It’s Lent season and with that many people announce the changes they want to make in their lives. They proclaim the thing or things they want to give up to become better. I was talking with a friend a few days ago. The friend was mentioning to me about how they wanted to stop swearing so much. I sort of smirked; as this friend of mine is quite the sailor. Yes they are. They stopped me in the middle of my smirk and stated, “I’ll show you. I can stop cursing.” I retracted my smirk and said, “Ok. I believe you, but don’t do it to prove anything to me.”
My friend’s adamant point of proving to me that they could stop cursing made me realize that sometimes in life we are quick to make changes in our lives to prove something to others. That’s the completely wrong reason to do it. Yes, the initial change may be premised by a true desire of obtaining something different and better from life. However, it made me think about how our desire to change should never include trying to prove a point to anyone else. It somehow lessens the importance of the desire.
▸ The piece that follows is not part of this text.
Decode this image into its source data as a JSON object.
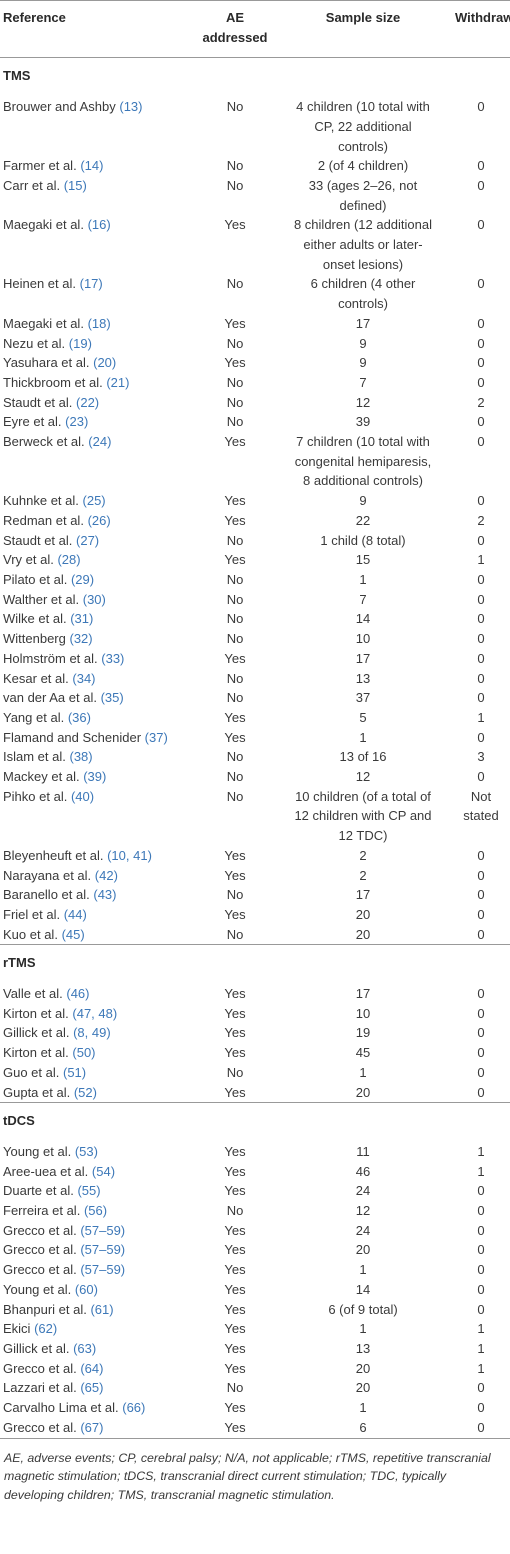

I’m definitely guilty of this action at various points in my life. I can say the changes I made that were totally all about me changing and I could care less what others thought were the most long-lasting changes.
The point is there will always be people around you that will doubt you. There will always be nay-Sayers. The best thing you can do for yourself, however, is to ignore the nay-Sayers, and give them the side-eye and keep it moving. In the end, when you’ve achieved that goal; when you’ve become better than you were the day, week, month, or year before, those same nay-Sayers will see it and won’t be able to doubt you any longer (at least on that goal).
Take this message and analyze why you’re making the changes in your life. Is it to show others you can do it? Is the change completely for yourself?